Myocardaial infarction

A 55-year-old male presents to his family physician with a complaint of bilateral lower leg pain that started gradually and has persisted for the past 3 months. He notices this leg pain after walking 2-3 blocks or ascending stairs. The pain is relieved with rest. The patient admits to a 30 pack-year history of smoking and social alcohol use. Vitals are as follows: T 98.0, HR 86, BP 144/88, RR 18, O2 Sat 98% RA. His BMI is 34.4. Physical exam is significant for shiny skin and absence of hair on both lower legs. This patient is at greatest risk of experiencing which of the following?

1.Deep venous thrombosis
2.Pulmonary embolism
3.Critical limb ischemia
4.Myocardaial infarction
5.Abdominal aortic aneurysm

exp:

This patient’s symptoms of lower leg claudication and exam findings are consistent with peripheral artery disease (arterial insufficiency). Patients with peripheral artery disease (PAD) are at an extremely high risk of experiencing a myocardial infarction (MI).
Peripheral arterial disease is often a marker of underlying systemic atherosclerotic build-up. Although symptoms of lower leg claudication may be the first to manifest, coronary artery and cerebrovascular disease are often concurrent, even if they have yet to exhibit symptoms such as angina, TIA, etc.

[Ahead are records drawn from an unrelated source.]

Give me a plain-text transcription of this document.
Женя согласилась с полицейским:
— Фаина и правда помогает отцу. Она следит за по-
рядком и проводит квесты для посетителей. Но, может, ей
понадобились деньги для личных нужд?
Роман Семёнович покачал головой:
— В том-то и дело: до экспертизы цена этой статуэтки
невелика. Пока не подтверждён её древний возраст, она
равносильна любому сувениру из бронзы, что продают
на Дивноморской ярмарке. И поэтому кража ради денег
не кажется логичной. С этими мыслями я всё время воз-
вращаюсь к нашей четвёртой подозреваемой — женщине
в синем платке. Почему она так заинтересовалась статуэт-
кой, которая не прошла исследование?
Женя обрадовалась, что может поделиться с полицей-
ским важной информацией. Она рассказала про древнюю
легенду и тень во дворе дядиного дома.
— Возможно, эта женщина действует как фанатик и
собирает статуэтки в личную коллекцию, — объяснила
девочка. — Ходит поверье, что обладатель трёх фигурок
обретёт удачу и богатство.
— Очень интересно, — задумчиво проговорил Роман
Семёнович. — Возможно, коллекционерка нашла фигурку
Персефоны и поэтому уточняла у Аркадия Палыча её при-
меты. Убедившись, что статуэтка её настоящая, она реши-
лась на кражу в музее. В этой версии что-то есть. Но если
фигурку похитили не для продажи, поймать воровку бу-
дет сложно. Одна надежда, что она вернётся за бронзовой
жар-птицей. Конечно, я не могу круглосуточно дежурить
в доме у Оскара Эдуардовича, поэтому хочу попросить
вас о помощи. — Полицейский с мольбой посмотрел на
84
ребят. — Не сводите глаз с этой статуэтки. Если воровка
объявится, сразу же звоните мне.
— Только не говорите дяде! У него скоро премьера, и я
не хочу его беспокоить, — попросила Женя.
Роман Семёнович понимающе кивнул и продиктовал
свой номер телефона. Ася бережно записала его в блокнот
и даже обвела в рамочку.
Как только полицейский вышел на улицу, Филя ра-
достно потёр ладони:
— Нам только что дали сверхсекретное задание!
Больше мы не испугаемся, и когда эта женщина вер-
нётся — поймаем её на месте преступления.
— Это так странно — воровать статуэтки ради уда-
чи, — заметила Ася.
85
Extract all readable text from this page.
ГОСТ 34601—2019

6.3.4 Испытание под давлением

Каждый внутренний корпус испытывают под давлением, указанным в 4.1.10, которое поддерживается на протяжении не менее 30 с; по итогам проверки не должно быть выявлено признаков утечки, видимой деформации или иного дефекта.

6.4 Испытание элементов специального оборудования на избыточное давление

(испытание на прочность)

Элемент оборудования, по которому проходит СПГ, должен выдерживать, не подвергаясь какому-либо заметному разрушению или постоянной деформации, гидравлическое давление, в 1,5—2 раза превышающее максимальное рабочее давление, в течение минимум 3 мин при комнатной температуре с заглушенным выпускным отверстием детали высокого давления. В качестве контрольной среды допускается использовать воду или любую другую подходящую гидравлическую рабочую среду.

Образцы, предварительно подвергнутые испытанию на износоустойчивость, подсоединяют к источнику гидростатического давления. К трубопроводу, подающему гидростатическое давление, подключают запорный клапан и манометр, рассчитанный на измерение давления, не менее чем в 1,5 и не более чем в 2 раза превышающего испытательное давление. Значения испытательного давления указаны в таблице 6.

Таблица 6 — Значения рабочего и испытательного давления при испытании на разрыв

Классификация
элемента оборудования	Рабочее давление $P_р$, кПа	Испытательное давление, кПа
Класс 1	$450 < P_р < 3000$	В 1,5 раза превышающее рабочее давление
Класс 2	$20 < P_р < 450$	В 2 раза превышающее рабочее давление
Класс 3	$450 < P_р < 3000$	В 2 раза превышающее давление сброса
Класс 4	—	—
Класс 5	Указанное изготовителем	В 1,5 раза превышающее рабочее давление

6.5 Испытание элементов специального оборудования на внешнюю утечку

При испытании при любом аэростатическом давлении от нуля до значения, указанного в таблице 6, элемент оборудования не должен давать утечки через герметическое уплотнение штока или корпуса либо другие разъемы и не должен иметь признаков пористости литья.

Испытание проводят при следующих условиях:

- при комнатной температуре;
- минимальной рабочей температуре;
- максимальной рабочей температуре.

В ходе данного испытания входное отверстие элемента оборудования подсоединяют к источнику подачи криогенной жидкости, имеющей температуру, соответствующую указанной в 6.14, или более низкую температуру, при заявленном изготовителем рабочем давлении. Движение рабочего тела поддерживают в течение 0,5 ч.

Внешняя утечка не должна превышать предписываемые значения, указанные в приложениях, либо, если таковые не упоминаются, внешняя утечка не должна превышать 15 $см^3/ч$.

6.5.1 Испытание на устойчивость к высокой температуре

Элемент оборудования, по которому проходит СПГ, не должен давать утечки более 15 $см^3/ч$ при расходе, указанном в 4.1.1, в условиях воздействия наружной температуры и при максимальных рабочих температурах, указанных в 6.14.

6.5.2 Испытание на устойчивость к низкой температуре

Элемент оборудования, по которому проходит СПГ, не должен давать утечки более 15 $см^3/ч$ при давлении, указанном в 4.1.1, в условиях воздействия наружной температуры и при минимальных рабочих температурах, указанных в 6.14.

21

Overall prognosis is correlated with the severity of PAD present, which is quantified by ankle-brachial index (ABI). An abnormal ABI should lead the physician to pursue lower extremity doppler ultrasound and/or angiography to confirm the diagnosis.

Illustration A depicts the pathophysiology of PAD and its relation to coronary artery disease. Illustration B summarizes outcomes associated with PAD; note the extremely high risk of cardiovascular events and mortality. Illustration C lists interpretations of ABI values, with ABI < 0.9 indicative of PAD.